Drossaard

Uit Genealogie Limburg Wiki

Een landdrost, drost of drossaard was iemand met een hoge, verantwoordelijke bestuursfunctie onder de vorst, graaf of hertog. De drost (in sommige delen van Nederland ook baljuw genoemd) was oorspronkelijk de tafeldienaar van de heer. Later ontwikkelde deze functionaris zich tot hofmeester en bestuursambtenaar.

Ontwikkeling van het ambt

  • “Het eerste en belangrijkste hofambt was het drostambt. Oorspronkelijk zal de drost, in het Latijn dapifer: letterlijk 'voedseldrager', als een soort tafelmeester gefungeerd hebben.” Als zodanig moet hij op den duur belast zijn met de leiding van het hof. “Het is aannemelijk dat dit in de twaalfde en misschien ook nog in de eerste helft van de dertiende eeuw zijn belangrijkste taak vormde. In de loop van de dertiende eeuw heeft zich het drostambt verder geëvolueerd van een hofambt naar een territoriaal ambt met taken op het gebied van rechtspraak, bestuur en defensie. In 1201 komt men voor het eerst een drost tegen onder de getuigen van graaf Otto I van Gelre (…): Godefridus dapifer” [Wientjes-2001, p. 161].
  • “In het eerste decennium van de veertiende eeuw blijkt (in het hertogdom Gelre) een functionele scheiding in het bestuur te zijn ingevoerd. Terwijl de officiatus/ambtman van een geografisch ambt tot dan toe met allerlei taken was belast, werd het beheer van de domeinen respectievelijk de uitoefening van de rechtspraak vanaf die tijd opgedragen aan aparte ambtenaren. Daarbij bleven de geografische ambten behouden en voortaan dienden ze zowel de domeinambtenaren als die van de rechtspraak tot ambtsressort. Terwijl de eersten sindsdien rentmeester/receptor worden genoemd, hebben de laatsten meestal hun oude benaming van officiatus/amptman (ambtman) behouden, hoewel ze in een aantal ambten in plaats daarvan de – historisch te verklaren – titel van drost voerden. (…) De grafelijke hofhouding kende meerdere adellijke functionarissen, met ambten die ten dele kenmerken van een ereambt hadden. De drost was oorspronkelijk belast met de verzorging van de tafel van zijn heer (…). Een aantal van deze functies werd geleidelijk aan tot bestuursambt, waarvan de taken eerder buiten dan binnen het hof te vervullen waren. Aan het hof vervulden deze ambtsdragers hun ereambt alleen nog sporadisch, bijvoorbeeld bij feesten en plechtigheden. De drost ontwikkelde zich tot een justitiële functionaris met een eigen ambtsressort, dat aanzienlijke delen van het land omvatte. Zijn functies aan het hof werden overgenomen door de hofmeester (magister curie)” [Kuys-2001, p 150, 153].

Bron: Nederlandse Familienamen Databank van het Meertens Instituut

Ambt Montfort

Het Gelderse ambt Montfort bijvoorbeeld werd namens de graaf (vanaf 1337 hertog) van Gelre bestuurd door een drossaard of ambtman. Zijn taken bestonden o.a. uit

  • het bewaken van het kasteel Montfort;
  • het handhaven van de hertogelijke rechten in het gebied;
  • het handhaven van de openbare orde;
  • het toezicht op de rechtspraak;
  • het vervolgen van misdadigers;
  • de landsverdediging;
  • het voeren van de schouw of beleid;
  • het afkondigen van hertogelijke ordonnanties en het toezien op de naleving daarvan.

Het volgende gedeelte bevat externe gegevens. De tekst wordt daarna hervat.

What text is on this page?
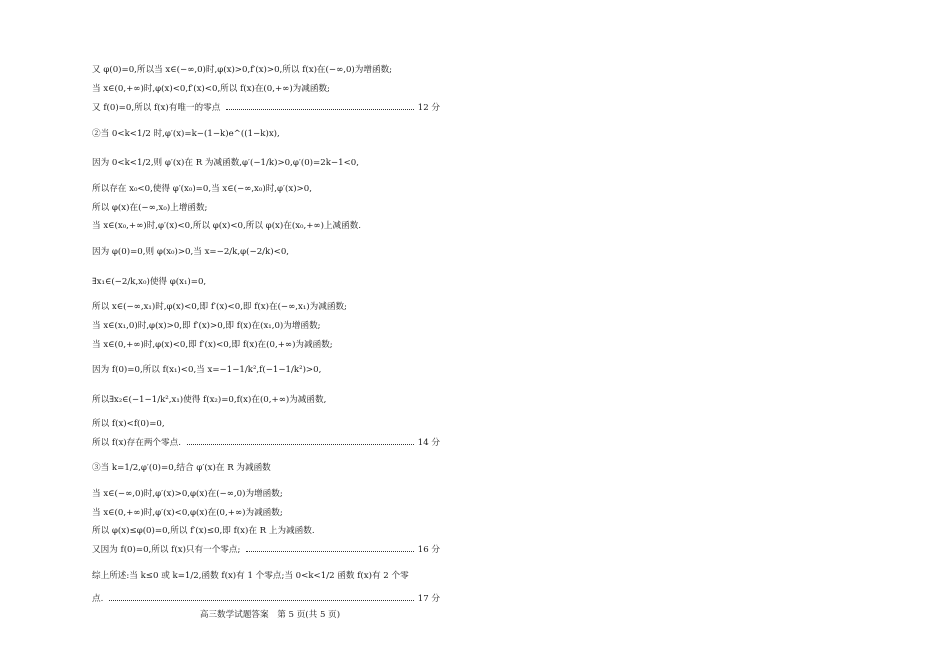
又 φ(0)=0,所以当 x∈(−∞,0)时,φ(x)>0,f′(x)>0,所以 f(x)在(−∞,0)为增函数;
当 x∈(0,+∞)时,φ(x)<0,f′(x)<0,所以 f(x)在(0,+∞)为减函数;
又 f(0)=0,所以 f(x)有唯一的零点	12 分
②当 0<k<1/2 时,φ′(x)=k−(1−k)e^((1−k)x),
因为 0<k<1/2,则 φ′(x)在 R 为减函数,φ′(−1/k)>0,φ′(0)=2k−1<0,
所以存在 x₀<0,使得 φ′(x₀)=0,当 x∈(−∞,x₀)时,φ′(x)>0,
所以 φ(x)在(−∞,x₀)上增函数;
当 x∈(x₀,+∞)时,φ′(x)<0,所以 φ(x)<0,所以 φ(x)在(x₀,+∞)上减函数.
因为 φ(0)=0,则 φ(x₀)>0,当 x=−2/k,φ(−2/k)<0,
∃x₁∈(−2/k,x₀)使得 φ(x₁)=0,
所以 x∈(−∞,x₁)时,φ(x)<0,即 f′(x)<0,即 f(x)在(−∞,x₁)为减函数;
当 x∈(x₁,0)时,φ(x)>0,即 f′(x)>0,即 f(x)在(x₁,0)为增函数;
当 x∈(0,+∞)时,φ(x)<0,即 f′(x)<0,即 f(x)在(0,+∞)为减函数;
因为 f(0)=0,所以 f(x₁)<0,当 x=−1−1/k²,f(−1−1/k²)>0,
所以∃x₂∈(−1−1/k²,x₁)使得 f(x₂)=0,f(x)在(0,+∞)为减函数,
所以 f(x)<f(0)=0,
所以 f(x)存在两个零点.	14 分
③当 k=1/2,φ′(0)=0,结合 φ′(x)在 R 为减函数
当 x∈(−∞,0)时,φ′(x)>0,φ(x)在(−∞,0)为增函数;
当 x∈(0,+∞)时,φ′(x)<0,φ(x)在(0,+∞)为减函数;
所以 φ(x)≤φ(0)=0,所以 f′(x)≤0,即 f(x)在 R 上为减函数.
又因为 f(0)=0,所以 f(x)只有一个零点;	16 分
综上所述:当 k≤0 或 k=1/2,函数 f(x)有 1 个零点;当 0<k<1/2 函数 f(x)有 2 个零
点.	17 分
高三数学试题答案　第 5 页(共 5 页)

Als ondergeschikte ambtenaren fungeerden onder de drossaard onder meer diverse plaatselijke richters. De financiële zaken binnen het drostambt werden door een afzonderlijke rentmeester beheerd, die niet onder maar naast de drossaard stond en evenals de drossaard jaarlijks rechtstreeks verantwoording aan de hertog schuldig was. Tot circa 1500 werden de functies van drossaard en rentmeester overigens vaak door één en dezelfde persoon uitgevoerd.